The final flaw with the pressure-based classification lies in the use of terms such as pressure-reducing or relieving.  When a person lies or sits upon a support surface, the pressures acting upon their body are the result of their body weight divided by the area of the body in contact with the support surface.  Accepting that body weight can be considered as a constant, then altering the pressure depends upon increasing or decreasing the area of the body that is in contact with the support surface. As the pressure at one location, for example the sacrum, decreases, other areas of the body will bear a higher share of body weight burden, in essence redistributing body weight from one anatomical site to another.  For this reason the term pressure redistribution should now replace pressure relief or pressure reduction[1,3].   

There is, however, one exception to the general rule that links pressure changes to increases or decreases in the area of the body in contact with the support surface.
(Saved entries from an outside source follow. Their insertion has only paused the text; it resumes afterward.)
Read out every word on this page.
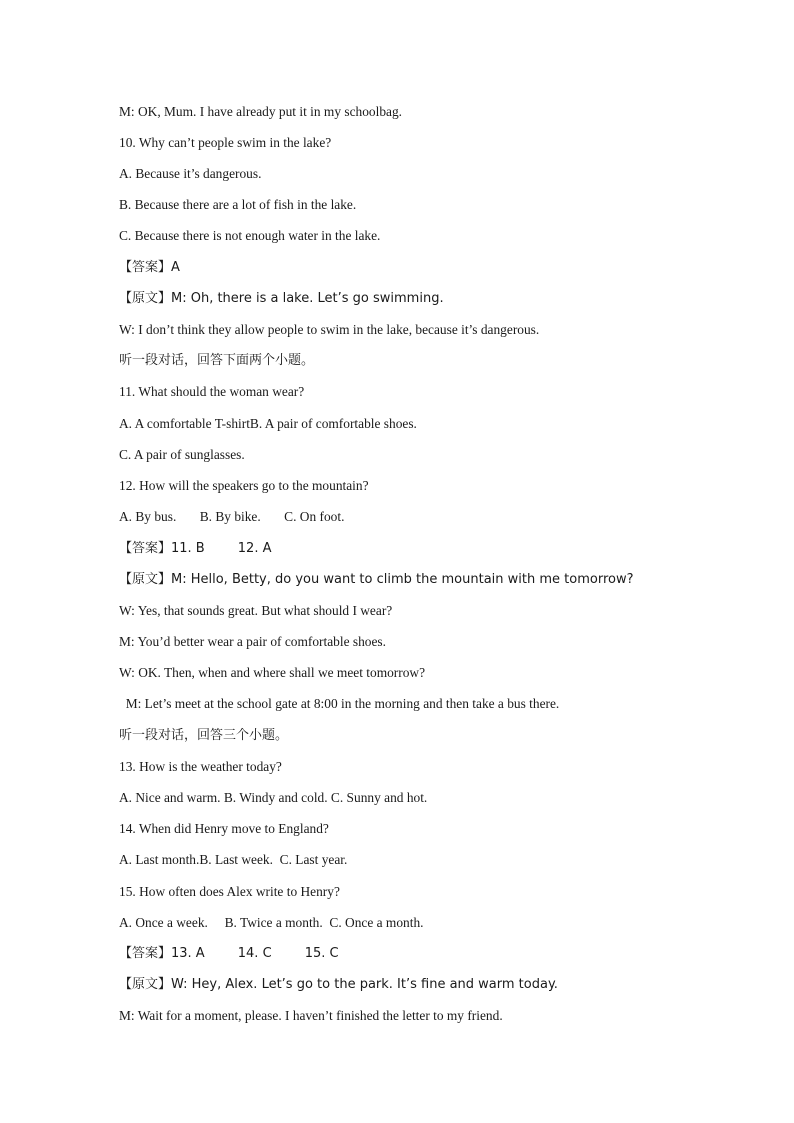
M: OK, Mum. I have already put it in my schoolbag.
10. Why can’t people swim in the lake?
A. Because it’s dangerous.
B. Because there are a lot of fish in the lake.
C. Because there is not enough water in the lake.
【答案】A
【原文】M: Oh, there is a lake. Let’s go swimming.
W: I don’t think they allow people to swim in the lake, because it’s dangerous.
听一段对话，回答下面两个小题。
11. What should the woman wear?
A. A comfortable T-shirtB. A pair of comfortable shoes.
C. A pair of sunglasses.
12. How will the speakers go to the mountain?
A. By bus.       B. By bike.       C. On foot.
【答案】11. B        12. A
【原文】M: Hello, Betty, do you want to climb the mountain with me tomorrow?
W: Yes, that sounds great. But what should I wear?
M: You’d better wear a pair of comfortable shoes.
W: OK. Then, when and where shall we meet tomorrow?
M: Let’s meet at the school gate at 8:00 in the morning and then take a bus there.
听一段对话，回答三个小题。
13. How is the weather today?
A. Nice and warm. B. Windy and cold. C. Sunny and hot.
14. When did Henry move to England?
A. Last month.B. Last week.  C. Last year.
15. How often does Alex write to Henry?
A. Once a week.     B. Twice a month.  C. Once a month.
【答案】13. A        14. C        15. C
【原文】W: Hey, Alex. Let’s go to the park. It’s fine and warm today.
M: Wait for a moment, please. I haven’t finished the letter to my friend.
This is the use of alternating pressure air mattresses and cushions, often called dynamic support surfaces, where changes in the pressure at vulnerable body sites are initiated by inflating or deflating air cells under the body in a specified sequence, thereby limiting the duration of the pressure applied to each body part.

The flaws in using terms such as pressure reduction and relief have been discussed for over 10 years[1] but these descriptions of support surfaces still occur in product literature and in publications describing the clinical use of support surfaces. This is undoubtedly the result of there being no alternative classification of support surfaces considered valid by industry, clinicians and researchers.